Question 9: An array D[25][30] is stored column-wise. Each element uses 4 bytes. Base address is 6000. Find the address of D[10][5].
Base Address = 6000
Rows = 25, Element size = 4 bytes
Column-wise formula:
Loc(D[i][j]) = B + W × [i + j × R]
Loc(D[10][5]) = 6000 + 4 × (10 + 5 × 25) = 6000 + 4 × 135 = 6540
Answer: The address of D[10][5] is 6540.
Question 10: Array P[10][10] is stored row-wise. Each element occupies 2 bytes.
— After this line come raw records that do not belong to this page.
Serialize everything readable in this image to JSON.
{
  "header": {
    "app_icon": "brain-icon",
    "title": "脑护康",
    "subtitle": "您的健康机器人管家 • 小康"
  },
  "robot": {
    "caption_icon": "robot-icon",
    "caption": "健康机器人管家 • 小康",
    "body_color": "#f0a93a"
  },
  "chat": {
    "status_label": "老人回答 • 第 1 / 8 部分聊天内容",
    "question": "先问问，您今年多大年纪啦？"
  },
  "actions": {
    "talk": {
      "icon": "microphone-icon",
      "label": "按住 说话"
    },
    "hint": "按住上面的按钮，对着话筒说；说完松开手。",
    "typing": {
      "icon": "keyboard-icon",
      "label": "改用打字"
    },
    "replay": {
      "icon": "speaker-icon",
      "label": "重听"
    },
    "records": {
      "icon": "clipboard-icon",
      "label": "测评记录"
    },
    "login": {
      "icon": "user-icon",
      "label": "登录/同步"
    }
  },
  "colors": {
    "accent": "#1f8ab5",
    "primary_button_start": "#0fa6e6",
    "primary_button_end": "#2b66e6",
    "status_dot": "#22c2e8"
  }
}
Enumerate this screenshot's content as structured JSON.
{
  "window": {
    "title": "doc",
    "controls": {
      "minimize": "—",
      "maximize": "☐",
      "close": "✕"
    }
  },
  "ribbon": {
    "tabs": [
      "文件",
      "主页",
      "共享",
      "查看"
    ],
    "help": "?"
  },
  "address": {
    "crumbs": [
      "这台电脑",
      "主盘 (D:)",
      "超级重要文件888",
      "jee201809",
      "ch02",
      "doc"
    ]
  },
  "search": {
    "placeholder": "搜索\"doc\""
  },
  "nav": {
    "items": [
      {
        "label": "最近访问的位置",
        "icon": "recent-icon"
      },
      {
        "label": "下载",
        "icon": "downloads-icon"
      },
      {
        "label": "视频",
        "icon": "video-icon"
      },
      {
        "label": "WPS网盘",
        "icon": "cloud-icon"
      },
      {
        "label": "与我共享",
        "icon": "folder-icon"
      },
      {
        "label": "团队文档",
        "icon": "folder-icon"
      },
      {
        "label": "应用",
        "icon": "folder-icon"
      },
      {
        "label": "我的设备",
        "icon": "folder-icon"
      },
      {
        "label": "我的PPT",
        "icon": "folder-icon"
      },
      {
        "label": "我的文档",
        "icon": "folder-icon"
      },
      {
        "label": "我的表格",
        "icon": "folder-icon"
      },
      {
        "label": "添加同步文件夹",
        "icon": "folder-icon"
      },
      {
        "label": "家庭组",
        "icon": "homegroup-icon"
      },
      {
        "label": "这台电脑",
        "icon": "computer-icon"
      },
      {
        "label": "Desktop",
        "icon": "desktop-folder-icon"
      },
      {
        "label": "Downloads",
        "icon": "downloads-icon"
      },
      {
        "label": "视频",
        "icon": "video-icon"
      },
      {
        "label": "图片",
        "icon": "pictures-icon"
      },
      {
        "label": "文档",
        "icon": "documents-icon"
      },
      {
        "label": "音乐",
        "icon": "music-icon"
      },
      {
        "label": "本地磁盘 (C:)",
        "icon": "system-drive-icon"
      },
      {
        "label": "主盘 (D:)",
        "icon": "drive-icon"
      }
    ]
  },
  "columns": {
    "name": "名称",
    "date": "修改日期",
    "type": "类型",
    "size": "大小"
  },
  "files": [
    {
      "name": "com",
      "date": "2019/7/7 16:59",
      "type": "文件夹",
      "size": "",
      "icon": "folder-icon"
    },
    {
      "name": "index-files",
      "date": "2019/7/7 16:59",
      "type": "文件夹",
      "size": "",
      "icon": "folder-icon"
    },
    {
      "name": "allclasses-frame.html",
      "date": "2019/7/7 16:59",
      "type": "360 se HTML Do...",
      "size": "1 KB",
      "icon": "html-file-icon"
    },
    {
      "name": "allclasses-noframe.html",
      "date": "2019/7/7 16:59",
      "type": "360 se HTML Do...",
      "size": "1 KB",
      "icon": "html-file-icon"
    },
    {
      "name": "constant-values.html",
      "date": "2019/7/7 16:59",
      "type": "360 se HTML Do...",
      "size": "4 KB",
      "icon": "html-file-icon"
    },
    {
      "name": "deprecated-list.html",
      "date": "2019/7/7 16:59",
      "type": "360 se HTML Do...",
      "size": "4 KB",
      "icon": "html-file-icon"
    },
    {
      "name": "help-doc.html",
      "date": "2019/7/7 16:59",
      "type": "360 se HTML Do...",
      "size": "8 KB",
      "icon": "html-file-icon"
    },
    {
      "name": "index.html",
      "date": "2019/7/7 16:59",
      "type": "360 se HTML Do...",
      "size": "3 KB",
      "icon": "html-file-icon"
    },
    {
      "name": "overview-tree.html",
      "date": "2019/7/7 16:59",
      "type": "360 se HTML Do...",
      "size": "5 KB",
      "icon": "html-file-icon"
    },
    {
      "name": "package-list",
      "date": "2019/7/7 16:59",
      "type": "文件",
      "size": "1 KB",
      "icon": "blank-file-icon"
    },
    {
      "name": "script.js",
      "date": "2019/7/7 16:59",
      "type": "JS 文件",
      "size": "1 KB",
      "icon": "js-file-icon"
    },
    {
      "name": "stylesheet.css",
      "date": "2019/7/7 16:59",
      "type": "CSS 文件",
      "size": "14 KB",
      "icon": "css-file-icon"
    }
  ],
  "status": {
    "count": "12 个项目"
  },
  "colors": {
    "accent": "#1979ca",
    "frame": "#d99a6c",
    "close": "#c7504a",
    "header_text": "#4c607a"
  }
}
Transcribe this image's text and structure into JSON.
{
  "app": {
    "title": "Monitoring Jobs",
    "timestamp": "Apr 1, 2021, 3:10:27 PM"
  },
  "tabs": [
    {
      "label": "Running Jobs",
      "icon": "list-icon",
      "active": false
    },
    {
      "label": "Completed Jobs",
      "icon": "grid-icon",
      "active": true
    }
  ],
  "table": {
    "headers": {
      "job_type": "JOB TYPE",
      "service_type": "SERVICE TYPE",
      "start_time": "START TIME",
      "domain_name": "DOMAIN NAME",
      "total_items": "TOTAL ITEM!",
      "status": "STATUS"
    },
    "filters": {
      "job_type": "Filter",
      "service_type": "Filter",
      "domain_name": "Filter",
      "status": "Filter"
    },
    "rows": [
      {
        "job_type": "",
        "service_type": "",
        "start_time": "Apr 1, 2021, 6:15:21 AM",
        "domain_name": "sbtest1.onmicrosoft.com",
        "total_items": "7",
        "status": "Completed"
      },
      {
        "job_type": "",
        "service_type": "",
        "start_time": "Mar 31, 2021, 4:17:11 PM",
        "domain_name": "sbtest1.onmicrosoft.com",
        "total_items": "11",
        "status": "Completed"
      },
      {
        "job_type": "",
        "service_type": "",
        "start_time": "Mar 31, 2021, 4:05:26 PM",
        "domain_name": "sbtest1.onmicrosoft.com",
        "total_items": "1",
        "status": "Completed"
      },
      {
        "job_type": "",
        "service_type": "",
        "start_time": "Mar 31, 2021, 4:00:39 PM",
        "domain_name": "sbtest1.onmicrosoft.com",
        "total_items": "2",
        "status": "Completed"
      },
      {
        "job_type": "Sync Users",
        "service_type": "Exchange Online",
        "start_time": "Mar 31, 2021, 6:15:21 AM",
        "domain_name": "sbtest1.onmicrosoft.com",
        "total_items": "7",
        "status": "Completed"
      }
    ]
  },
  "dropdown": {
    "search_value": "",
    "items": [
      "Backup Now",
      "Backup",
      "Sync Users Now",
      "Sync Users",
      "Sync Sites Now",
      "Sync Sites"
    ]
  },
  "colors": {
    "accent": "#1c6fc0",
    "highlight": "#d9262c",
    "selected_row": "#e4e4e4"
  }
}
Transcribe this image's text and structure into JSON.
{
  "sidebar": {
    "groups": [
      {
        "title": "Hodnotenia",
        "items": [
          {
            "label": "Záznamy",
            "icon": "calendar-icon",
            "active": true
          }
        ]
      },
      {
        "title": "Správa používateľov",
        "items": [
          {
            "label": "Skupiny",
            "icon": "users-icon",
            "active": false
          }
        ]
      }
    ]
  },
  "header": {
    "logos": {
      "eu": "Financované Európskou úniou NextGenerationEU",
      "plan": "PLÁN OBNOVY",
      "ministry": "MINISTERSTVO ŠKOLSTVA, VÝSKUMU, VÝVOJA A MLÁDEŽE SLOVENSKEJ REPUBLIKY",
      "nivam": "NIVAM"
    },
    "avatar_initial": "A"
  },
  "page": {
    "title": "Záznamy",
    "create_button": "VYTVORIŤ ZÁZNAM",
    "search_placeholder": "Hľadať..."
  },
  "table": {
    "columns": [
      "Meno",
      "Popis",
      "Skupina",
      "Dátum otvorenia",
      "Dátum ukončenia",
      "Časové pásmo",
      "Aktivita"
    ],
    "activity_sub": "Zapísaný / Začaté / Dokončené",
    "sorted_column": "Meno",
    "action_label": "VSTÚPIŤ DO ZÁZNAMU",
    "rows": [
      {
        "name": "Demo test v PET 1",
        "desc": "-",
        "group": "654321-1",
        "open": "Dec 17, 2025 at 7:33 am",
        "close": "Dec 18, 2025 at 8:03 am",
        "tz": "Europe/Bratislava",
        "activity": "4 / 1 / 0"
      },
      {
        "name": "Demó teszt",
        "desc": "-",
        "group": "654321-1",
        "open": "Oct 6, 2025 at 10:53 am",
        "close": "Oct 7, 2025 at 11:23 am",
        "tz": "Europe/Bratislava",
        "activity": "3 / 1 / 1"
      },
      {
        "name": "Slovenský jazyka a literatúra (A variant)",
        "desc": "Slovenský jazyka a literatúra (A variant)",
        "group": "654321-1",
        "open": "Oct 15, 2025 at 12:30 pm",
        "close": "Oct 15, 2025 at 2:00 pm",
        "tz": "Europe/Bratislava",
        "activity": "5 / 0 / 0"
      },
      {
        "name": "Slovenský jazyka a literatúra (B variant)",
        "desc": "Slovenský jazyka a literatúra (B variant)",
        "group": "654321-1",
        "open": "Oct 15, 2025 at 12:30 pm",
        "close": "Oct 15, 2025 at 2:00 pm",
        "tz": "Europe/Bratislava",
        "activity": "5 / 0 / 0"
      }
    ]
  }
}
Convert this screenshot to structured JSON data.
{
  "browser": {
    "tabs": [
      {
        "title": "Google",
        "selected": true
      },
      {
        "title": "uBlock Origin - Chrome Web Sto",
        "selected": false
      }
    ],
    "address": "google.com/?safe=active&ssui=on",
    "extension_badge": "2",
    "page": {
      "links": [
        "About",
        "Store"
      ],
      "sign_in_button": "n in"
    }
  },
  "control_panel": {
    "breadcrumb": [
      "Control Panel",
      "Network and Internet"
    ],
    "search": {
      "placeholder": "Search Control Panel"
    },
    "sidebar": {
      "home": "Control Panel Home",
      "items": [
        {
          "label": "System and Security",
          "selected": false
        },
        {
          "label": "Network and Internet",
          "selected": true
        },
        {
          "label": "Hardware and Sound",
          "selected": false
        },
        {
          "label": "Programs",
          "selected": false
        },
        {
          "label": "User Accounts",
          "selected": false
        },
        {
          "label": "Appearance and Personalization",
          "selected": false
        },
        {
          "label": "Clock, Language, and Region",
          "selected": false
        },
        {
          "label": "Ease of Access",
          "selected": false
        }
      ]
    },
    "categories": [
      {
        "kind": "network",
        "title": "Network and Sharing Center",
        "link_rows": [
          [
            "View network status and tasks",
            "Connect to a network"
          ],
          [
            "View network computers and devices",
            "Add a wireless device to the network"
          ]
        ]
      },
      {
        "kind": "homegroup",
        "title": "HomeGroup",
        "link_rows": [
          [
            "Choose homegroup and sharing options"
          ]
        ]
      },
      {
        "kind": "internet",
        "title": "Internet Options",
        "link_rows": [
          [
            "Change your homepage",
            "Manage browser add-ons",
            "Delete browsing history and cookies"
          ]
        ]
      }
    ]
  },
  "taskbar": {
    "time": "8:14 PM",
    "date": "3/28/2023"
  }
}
Base address is 1500. Find the address of P[5][4].
Base Address = 1500
Rows = 10, Columns = 10, Element size = 2 bytes
Row-wise formula:
Loc(P[i][j]) = B + W × [(i × C) + j]
Loc(P[5][4]) = 1500 + 2 × (5 × 10 + 4) = 1500 + 2 × 54 = 1608
Answer: The address of P[5][4] is 1608.
Question 11: S[50][20] is a two-dimensional array stored in memory row-wise. Each element occupies 4 bytes. Find the address of the element S[5][15], if S[8][10] is stored at memory location 62,000.
Formula:
LOC(S[i][j]) = Base_Address + W × [(i - Lr) × C + (j - Lc)]
Given:
W = 4 bytes, C = 20
Assuming Lr = 0, Lc = 0
Offset = (5 – 8) × 20 + (15 – 10) = -60 + 5 = -55
Address difference = -55 × 4 = -220
Address of S[5][15] = 62000 – 220 = 61780
Answer: The address of S[5][15] is 61780.
Question 12: Write a function SHOWMID(int P[][5], int R, int C) in C++ to display the first, third, and fifth columns of a 2D array.
Example Input:
515 102 113 801 145
303 141 129 202 121
285 189 100 760 112
Output:
515 303 285
113 129 100
145 121 112
void SHOWMID(int P[][5], int R, int C) {
for (int i = 0; i < R; i++) {
cout << P[i][0] << " " << P[i][2] << " " << P[i][4] << endl;
}
}
Long Answer Type Questions [4 marks each]
Question 1: T[20][50] is a 2D array stored row-wise. Each element takes 4 bytes. Find the address of T[15][5] if T[10][8] is at address 52000.
Offset = (15 – 10) × 50 + (5 – 8) = 250 – 3 = 247
Address difference = 247 × 4 = 988
Address of T[15][5] = 52000 + 988 = 52988
Answer: The address of T[15][5] is 52988.
Question 2: Write a function SHOWMID(int P[][5], int R, int C) in C++ to display the middle row and middle column of a 2D array.
Example Input:
115 112 116 101 125
103 101 121 102 101
185 109 109 160 172
Output:
103 101 121 102 101
116 121 109
void SHOWMID(int P[][5], int R, int C) {
for (int j = 0; j < C; j++)
cout << P[R / 2][j] << " ";
cout << endl;
for (int i = 0; i < R; i++)
cout << P[i][C / 2] << " ";
}
Question 3: R[20][50] is a 2D array stored row-wise. Each element takes 8 bytes. Find the address of R[5][15] if R[8][10] is stored at location 45000.
Offset = (5 – 8) × 50 + (15 – 10) = -150 + 5 = -145
Address difference = -145 × 8 = -1160
Address of R[5][15] = 45000 – 1160 = 43840
Answer: The address of R[5][15] is 43840.